De arbeidskundige beoordeling
18. De arbeidsdeskundige bezwaar en beroep heeft op grond van de FML van 15 april 2021 functies (beroepen/werkzaamheden) gezocht die eiseres met haar medische beperkingen in theorie nog kan uitvoeren. Het gaat om:
- ( sbc-code 111160) Stikster;
- ( sbc-code 111220) Medewerker logistiek;
- ( sbc-code 111060) Catering medewerker.
19. Uitgaande van de juistheid van de bij eiseres vastgestelde medische beperkingen zoals weergegeven in de FML van 15 april 2021 ziet de rechtbank in wat eiseres heeft aangevoerd geen reden om de geschiktheid van de geduide functies in twijfel te trekken. De arbeidsdeskundige bezwaar en beroep heeft in het rapport van 29 april 2021 voldoende uitgelegd waarom deze functies geen overschrijdingen opleveren van de belastbaarheid van eiseres. De arbeidsdeskundige bezwaar en beroep heeft de knelpunten beoordeeld en toegelicht waarom de functies geschikt zijn. Deze toelichtingen zijn voor de rechtbank begrijpelijk. De rechtbank is van oordeel dat het betoog van eiseres, dat zij in verband met haar klachten en belemmeringen de geduide functies niet kan verrichten, in feite is gericht tegen de in de FML van 15 april 2021 vastgelegde medische belastbaarheid. Daarover heeft de rechtbank hiervoor geoordeeld er geen aanleiding is om aan de juistheid daarvan te twijfelen.
20. Ook de stelling van eiseres, dat zij de geduide functies niet kan verrichten, in verband met haar matige beheersing van de Nederlandse taal, slaagt niet. Volgens de arbeidsdeskundige bezwaar en beroep beheerst eiseres de Nederlandse taal voldoende om de geduide functies, waarin geen hoge of specifieke eisen gesteld worden aan de mondelinge en schriftelijk Nederlandse taalbeheersing, uit te voeren. Eiseres heeft het tegendeel niet aannemelijk gemaakt.
21. De rechtbank vindt dan ook dat het UWV voldoende duidelijk heeft onderbouwd, dat eiseres in staat is de functies te vervullen.
22. De arbeidsdeskundige bezwaar en beroep heeft berekend dat eiseres op 29 januari 2020 met de middelste van de geduide functies 93,49% kan verdienen van het loon dat zij voorheen verdiende als medewerkster glastuinbouw, zodat eiseres voor de overige 6,51% arbeidsongeschikt is.

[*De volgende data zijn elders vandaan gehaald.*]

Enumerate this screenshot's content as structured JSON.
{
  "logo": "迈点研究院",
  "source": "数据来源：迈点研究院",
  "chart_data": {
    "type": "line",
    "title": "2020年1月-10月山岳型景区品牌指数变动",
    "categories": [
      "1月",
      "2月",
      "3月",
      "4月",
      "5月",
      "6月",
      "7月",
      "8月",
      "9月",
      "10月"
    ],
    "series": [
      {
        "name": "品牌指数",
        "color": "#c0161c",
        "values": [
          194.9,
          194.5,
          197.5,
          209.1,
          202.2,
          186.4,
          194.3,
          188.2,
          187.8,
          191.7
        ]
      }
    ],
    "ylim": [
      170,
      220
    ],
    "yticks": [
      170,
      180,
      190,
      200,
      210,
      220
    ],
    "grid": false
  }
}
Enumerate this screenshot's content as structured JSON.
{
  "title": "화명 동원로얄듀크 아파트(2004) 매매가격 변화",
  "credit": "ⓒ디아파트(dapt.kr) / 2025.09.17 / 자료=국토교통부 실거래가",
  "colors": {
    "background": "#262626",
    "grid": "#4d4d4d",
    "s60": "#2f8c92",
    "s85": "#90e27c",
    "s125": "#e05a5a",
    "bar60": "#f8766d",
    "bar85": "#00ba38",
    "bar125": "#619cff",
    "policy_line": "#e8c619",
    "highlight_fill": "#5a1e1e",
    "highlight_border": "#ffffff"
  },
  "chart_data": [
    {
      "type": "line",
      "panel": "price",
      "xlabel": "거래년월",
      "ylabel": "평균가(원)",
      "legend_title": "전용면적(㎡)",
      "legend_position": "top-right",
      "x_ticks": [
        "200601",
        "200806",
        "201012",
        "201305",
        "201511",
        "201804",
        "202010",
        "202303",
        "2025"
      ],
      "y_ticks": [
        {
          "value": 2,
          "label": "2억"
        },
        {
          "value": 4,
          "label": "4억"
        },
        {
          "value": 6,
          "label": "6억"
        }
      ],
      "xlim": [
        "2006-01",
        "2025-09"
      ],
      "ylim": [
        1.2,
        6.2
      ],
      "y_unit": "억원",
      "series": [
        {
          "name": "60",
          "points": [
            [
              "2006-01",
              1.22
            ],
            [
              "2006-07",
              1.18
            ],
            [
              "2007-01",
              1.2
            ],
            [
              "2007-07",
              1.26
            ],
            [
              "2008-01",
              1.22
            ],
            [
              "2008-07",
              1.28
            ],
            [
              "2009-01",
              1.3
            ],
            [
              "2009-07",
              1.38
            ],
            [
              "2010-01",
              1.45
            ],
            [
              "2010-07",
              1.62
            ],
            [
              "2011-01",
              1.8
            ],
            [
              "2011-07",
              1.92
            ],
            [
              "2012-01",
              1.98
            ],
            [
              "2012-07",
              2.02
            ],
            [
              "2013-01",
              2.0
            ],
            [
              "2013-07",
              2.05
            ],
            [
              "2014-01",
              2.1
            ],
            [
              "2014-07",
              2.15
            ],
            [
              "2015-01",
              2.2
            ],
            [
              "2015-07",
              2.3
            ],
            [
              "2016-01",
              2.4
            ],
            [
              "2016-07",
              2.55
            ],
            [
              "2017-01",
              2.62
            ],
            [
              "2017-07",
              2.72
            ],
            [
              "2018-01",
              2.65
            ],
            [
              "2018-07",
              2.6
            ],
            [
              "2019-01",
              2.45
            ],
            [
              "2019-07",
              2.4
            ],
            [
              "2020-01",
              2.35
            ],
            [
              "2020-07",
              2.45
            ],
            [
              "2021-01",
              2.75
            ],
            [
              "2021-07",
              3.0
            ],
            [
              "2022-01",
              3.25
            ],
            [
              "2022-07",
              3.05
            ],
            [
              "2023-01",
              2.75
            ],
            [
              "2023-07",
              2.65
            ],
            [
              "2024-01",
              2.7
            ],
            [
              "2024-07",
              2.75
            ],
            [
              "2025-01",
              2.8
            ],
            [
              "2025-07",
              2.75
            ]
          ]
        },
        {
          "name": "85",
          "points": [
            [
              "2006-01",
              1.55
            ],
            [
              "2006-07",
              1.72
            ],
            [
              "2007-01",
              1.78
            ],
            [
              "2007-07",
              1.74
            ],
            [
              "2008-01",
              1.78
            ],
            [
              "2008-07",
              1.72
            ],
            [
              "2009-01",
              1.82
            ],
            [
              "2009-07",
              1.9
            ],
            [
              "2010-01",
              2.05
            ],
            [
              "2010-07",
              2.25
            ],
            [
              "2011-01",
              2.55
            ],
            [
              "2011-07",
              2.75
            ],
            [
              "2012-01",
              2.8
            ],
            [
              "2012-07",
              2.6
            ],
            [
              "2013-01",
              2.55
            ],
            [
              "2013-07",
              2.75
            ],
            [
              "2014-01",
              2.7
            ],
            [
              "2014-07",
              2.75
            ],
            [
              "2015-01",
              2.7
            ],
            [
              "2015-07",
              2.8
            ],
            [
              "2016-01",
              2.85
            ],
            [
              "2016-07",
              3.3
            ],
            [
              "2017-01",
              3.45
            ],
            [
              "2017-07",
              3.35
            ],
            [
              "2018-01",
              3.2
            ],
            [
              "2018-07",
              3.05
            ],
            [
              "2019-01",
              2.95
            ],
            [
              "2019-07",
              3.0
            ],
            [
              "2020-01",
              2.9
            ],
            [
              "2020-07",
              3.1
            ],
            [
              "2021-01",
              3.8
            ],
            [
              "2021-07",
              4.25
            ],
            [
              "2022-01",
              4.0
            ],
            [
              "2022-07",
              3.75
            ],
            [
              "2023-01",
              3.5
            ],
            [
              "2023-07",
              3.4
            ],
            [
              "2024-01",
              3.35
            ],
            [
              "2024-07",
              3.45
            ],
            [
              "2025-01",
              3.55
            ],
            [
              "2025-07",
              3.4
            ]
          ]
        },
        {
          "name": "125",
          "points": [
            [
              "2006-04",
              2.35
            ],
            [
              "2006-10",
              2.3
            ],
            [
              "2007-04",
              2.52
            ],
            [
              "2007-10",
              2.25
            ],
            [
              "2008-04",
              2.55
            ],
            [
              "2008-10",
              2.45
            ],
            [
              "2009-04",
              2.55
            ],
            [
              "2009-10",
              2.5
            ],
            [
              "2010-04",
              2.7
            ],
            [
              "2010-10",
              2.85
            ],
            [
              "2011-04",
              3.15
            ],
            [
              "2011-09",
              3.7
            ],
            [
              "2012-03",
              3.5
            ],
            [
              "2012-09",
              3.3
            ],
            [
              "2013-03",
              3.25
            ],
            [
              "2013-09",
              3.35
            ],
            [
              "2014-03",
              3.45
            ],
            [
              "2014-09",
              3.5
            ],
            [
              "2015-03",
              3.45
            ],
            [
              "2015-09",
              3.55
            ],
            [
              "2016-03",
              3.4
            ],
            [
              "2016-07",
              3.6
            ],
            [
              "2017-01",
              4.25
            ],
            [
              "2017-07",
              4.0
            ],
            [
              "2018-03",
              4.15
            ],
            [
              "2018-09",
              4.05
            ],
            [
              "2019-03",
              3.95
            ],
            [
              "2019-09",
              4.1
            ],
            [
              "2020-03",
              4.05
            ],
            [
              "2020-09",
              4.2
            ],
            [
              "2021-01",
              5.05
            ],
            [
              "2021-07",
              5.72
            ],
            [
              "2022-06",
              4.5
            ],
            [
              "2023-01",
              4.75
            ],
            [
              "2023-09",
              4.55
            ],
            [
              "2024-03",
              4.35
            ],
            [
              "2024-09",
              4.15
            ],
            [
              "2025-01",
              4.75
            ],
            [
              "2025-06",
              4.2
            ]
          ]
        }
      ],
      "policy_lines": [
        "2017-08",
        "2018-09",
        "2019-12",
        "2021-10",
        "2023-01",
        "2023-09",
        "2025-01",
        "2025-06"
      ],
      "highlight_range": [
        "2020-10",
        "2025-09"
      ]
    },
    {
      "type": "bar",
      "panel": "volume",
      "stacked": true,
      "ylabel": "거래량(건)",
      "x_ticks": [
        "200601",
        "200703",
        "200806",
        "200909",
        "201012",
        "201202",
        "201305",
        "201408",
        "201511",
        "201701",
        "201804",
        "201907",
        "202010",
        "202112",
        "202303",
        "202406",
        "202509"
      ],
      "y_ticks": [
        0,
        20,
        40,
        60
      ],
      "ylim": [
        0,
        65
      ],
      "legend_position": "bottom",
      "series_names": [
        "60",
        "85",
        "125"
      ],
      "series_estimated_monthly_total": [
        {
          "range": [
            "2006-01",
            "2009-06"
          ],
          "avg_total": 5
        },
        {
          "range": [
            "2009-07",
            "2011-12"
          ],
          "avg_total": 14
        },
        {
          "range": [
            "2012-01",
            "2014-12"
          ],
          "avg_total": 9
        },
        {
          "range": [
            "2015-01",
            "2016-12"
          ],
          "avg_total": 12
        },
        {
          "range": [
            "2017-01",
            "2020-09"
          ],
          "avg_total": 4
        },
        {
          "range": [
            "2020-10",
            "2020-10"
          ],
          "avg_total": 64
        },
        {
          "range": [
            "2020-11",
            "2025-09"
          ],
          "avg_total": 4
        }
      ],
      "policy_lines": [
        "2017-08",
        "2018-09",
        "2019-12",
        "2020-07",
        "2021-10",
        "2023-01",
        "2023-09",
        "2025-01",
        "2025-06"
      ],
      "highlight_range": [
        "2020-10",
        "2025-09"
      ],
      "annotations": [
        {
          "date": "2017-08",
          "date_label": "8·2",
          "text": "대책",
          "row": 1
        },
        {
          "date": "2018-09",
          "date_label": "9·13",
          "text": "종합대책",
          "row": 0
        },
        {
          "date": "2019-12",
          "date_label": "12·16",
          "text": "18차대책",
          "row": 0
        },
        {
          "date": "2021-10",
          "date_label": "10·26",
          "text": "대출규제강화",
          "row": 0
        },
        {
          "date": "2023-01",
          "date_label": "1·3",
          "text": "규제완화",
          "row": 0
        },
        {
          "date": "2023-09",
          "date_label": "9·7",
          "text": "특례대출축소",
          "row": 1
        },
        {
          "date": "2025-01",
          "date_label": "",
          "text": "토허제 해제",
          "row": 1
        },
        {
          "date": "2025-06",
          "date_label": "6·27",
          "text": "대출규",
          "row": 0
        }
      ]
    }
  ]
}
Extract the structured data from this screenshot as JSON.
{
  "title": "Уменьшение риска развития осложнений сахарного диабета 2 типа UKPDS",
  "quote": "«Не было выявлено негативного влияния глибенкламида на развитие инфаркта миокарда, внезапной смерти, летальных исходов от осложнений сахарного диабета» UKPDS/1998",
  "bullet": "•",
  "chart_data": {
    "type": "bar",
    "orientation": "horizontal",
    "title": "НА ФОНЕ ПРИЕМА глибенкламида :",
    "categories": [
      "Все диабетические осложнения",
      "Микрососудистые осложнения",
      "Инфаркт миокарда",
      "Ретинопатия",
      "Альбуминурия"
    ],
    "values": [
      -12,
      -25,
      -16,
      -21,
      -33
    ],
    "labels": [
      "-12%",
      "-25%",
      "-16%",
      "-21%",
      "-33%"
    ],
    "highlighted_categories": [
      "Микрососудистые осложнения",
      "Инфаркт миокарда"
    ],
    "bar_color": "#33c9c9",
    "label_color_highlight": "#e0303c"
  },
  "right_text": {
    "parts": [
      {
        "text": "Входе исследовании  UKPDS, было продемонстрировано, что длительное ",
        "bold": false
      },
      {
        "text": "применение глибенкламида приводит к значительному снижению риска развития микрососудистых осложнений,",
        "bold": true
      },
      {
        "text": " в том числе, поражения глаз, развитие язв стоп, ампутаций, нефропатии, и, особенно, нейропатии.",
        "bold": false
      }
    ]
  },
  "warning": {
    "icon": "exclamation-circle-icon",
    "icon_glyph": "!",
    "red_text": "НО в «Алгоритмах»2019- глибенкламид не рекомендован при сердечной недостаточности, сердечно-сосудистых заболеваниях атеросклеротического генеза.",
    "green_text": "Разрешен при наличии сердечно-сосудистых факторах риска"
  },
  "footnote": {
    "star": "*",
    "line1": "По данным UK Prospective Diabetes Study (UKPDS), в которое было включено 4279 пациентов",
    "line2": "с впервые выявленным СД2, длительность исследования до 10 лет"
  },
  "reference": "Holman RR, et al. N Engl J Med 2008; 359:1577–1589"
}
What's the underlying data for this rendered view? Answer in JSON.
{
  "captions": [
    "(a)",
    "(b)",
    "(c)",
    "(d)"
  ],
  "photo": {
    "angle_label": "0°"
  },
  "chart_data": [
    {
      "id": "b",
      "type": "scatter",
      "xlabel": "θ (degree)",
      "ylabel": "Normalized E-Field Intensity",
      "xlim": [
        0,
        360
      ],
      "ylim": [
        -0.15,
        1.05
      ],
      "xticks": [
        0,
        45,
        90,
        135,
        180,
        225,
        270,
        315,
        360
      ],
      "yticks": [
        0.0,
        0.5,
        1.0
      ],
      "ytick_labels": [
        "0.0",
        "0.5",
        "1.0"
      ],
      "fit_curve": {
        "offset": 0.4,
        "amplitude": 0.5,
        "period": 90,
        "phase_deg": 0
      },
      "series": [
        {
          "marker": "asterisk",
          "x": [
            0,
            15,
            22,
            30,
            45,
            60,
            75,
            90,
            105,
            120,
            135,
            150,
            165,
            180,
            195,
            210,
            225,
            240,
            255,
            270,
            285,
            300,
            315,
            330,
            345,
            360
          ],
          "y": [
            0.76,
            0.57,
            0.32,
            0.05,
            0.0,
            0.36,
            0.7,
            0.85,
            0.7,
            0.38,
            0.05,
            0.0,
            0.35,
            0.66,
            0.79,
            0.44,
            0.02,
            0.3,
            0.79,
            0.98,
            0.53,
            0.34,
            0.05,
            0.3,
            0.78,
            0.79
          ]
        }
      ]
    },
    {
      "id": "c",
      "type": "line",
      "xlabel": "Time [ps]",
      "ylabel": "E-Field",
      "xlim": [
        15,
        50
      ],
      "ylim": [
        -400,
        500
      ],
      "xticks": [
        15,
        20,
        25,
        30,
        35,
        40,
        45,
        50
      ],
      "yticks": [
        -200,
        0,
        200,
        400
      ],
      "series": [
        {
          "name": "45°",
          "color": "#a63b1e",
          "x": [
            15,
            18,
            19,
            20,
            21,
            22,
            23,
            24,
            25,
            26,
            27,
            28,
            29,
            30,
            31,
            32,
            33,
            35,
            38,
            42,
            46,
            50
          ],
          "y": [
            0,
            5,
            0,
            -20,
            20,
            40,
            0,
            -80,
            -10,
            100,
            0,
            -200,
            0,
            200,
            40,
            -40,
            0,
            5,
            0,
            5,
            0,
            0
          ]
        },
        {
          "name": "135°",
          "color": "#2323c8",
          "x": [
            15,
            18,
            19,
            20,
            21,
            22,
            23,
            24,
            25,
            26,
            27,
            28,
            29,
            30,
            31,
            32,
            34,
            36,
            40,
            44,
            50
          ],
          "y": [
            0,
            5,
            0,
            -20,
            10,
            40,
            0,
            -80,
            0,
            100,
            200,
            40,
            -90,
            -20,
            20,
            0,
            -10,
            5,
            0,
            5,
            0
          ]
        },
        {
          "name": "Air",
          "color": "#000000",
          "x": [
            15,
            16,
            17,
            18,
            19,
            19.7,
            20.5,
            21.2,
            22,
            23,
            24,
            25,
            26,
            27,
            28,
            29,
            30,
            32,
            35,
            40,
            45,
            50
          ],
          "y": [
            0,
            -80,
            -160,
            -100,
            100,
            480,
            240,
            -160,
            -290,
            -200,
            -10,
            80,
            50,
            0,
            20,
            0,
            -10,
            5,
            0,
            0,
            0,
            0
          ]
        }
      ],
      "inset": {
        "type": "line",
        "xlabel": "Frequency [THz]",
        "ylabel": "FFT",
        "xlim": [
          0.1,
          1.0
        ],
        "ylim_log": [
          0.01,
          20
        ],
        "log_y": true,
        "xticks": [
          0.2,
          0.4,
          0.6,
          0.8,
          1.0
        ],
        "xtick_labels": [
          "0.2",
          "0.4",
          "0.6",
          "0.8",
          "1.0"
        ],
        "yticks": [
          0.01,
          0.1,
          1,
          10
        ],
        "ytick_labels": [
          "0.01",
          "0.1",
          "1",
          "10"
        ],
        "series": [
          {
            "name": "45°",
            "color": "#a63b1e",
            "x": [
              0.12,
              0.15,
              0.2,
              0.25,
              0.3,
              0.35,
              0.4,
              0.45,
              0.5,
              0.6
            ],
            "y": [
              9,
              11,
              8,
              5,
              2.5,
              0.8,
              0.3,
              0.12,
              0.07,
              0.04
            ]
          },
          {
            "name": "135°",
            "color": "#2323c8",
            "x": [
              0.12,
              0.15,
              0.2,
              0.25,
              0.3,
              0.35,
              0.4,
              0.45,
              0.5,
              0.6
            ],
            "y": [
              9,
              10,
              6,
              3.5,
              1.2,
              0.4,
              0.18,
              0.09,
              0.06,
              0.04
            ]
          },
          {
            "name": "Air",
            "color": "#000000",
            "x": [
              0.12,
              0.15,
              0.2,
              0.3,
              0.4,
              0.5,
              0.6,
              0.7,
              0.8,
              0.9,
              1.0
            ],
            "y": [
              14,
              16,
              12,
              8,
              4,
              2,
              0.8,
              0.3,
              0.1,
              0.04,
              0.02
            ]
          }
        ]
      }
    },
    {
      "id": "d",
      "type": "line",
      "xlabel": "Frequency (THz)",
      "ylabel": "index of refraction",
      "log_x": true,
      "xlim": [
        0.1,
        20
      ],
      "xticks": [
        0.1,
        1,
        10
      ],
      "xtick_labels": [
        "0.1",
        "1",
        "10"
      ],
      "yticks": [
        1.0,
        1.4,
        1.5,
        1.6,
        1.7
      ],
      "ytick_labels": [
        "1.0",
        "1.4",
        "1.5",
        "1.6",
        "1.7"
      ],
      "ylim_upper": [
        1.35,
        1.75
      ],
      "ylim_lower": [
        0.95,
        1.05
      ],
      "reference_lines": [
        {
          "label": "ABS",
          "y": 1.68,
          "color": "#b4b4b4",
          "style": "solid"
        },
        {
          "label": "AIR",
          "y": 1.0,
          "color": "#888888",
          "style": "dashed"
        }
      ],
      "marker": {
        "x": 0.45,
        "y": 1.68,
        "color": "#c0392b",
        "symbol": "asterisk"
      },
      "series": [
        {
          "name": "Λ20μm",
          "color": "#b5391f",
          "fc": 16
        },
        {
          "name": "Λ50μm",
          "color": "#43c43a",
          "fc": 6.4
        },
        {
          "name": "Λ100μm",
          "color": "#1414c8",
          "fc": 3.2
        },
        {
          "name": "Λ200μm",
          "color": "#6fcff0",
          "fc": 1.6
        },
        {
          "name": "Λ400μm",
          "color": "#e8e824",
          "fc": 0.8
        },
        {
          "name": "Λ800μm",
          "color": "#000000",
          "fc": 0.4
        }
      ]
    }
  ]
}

De conclusie van de rechtbank

23. Het UWV heeft terecht geweigerd om aan eiseres een WIA‑uitkering toe te kennen per 29 januari 2020, omdat zij per die datum minder dan 35% arbeidsongeschikt is.
24. De rechtbank overweegt tot slot nog dat de Wet WIA voor een belangenafweging geen ruimte biedt bij de vaststelling van de mate van arbeidsongeschiktheid, zodat de rechtbank aan deze beroepsgrond van eiseres voorbij gaat. Datzelfde geldt ook voor de beroepsgrond dat zij door het bestreden besluit onredelijk (
de rechtbank begrijpt: onevenredig) is getroffen. De toepasselijke wetsbepalingen zijn dwingendrechtelijk van aard en bieden geen ruimte voor een toetsing aan het evenredigheidsbeginsel. Er is geen sprake van bijzondere omstandigheden die nopen om hiervan af te wijken.
25. Het beroep van eiseres is ongegrond. Dit betekent dat zij geen gelijk krijgt. Omdat eiseres in beroep geen gelijk krijgt, worden de door haar gemaakte proceskosten of het betaalde griffierecht niet vergoed.

Beslissing

De rechtbank verklaart het beroep ongegrond.
Deze uitspraak is gedaan op 8 augustus 2022 door mr. J.M.C. Schuurman-Kleijberg, rechter, in aanwezigheid van mr. J.B.C. Hoeksel, griffier
.
griffier
rechter
De uitspraak is verzonden op
en zal binnen een week na deze datum openbaar gemaakt worden door publicatie op rechtspraak.nl.

Als u het niet eens bent met deze uitspraak

Als u het niet eens bent met deze uitspraak, kunt u een brief sturen naar de Centrale Raad van Beroep waarin u uitlegt waarom u het er niet mee eens bent. Dit heet een beroepschrift. U moet dit beroepschrift indienen binnen 6 weken na de dag waarop deze uitspraak is verzonden. U ziet deze datum hierboven.

Voetnoten

1.Uitspraak van 21 december 2015, ECLI:NL:CRVB:2015:4988.